On the last day of class I wrap up the semester by asking my class the following questions.
- What did you find most interesting/least interesting this semester? Students love to talk about their subjective preferences, and—in all seriousness—I tweak my courses every year, so this sort of feedback is useful when I get around to swapping readings or shifting the course schedule.
- What reading/activity/lecture/assignment did you learn most from? It’s always interesting to me to see how the answers to this question differ from the answers to “what did you find most interesting?” question.
- In 5 years you’re probably going to forget most everything about your college classes; if you remember just one thing about this course, what will that one thing be? Sometimes answers to this are substantial—”I’ll remember the statistics about race and economic inequality”—and sometimes silly—”I’ll remember that you brought a Mountain Dew to every class.”

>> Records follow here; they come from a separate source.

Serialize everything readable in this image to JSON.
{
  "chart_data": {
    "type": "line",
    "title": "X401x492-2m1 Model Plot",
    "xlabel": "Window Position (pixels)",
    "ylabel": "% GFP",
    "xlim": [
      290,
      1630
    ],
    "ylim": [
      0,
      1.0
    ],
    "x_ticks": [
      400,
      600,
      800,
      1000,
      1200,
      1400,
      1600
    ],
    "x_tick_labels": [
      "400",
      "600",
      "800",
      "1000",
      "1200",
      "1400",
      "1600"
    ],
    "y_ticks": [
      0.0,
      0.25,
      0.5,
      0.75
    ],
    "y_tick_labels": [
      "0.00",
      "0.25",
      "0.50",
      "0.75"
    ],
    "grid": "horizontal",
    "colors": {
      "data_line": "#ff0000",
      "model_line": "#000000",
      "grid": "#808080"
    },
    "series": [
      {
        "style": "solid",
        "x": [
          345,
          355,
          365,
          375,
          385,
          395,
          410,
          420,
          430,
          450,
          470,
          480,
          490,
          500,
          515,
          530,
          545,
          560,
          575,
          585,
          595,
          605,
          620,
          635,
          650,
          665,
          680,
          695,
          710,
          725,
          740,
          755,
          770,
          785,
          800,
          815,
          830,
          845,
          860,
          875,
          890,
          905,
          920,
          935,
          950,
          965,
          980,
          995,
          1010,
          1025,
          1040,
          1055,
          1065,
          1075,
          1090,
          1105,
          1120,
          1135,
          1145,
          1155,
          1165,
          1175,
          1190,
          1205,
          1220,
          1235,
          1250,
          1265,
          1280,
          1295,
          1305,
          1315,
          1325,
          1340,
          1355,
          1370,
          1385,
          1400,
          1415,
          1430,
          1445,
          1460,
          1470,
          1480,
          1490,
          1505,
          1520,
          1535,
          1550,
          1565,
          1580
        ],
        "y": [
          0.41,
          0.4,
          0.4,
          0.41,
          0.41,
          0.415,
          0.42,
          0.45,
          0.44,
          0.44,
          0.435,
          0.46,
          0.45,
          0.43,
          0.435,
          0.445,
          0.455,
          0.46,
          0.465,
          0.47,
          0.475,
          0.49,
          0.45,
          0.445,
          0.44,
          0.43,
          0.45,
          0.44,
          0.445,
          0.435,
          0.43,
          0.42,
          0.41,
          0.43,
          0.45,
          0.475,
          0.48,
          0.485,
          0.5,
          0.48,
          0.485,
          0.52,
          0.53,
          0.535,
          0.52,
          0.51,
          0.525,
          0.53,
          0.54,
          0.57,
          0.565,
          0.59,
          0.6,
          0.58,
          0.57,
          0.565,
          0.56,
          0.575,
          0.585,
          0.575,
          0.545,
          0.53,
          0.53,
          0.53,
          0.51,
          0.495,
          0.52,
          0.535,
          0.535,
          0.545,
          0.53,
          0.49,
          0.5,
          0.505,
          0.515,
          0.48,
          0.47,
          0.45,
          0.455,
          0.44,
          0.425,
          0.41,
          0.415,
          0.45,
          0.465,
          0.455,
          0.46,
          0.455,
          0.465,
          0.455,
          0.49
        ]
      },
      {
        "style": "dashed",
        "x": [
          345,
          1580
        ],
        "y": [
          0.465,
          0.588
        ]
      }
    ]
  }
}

- No teacher is ever “neutral” or “objective” in the sense of “completely disinterested”: what concerns or interests do you think directed my selection of the course material, my organization of the course, or my approach to the subject matter in the lectures? I often follow this discussion by pointing to the teaching goals I state on my website: “As a professor, his primary goals for teaching are, first, to demonstrate to students that societies are never set up in ways that serve everyone’s interests equally, and, second, to give them the skills to identify who benefits and who does not and how disproportionate social structures are legitimated and maintained.”
The last thing I do is tell them to tell their friends that I’m a tough professor and that they shouldn’t take my courses—I’ve got to keep up my reputation!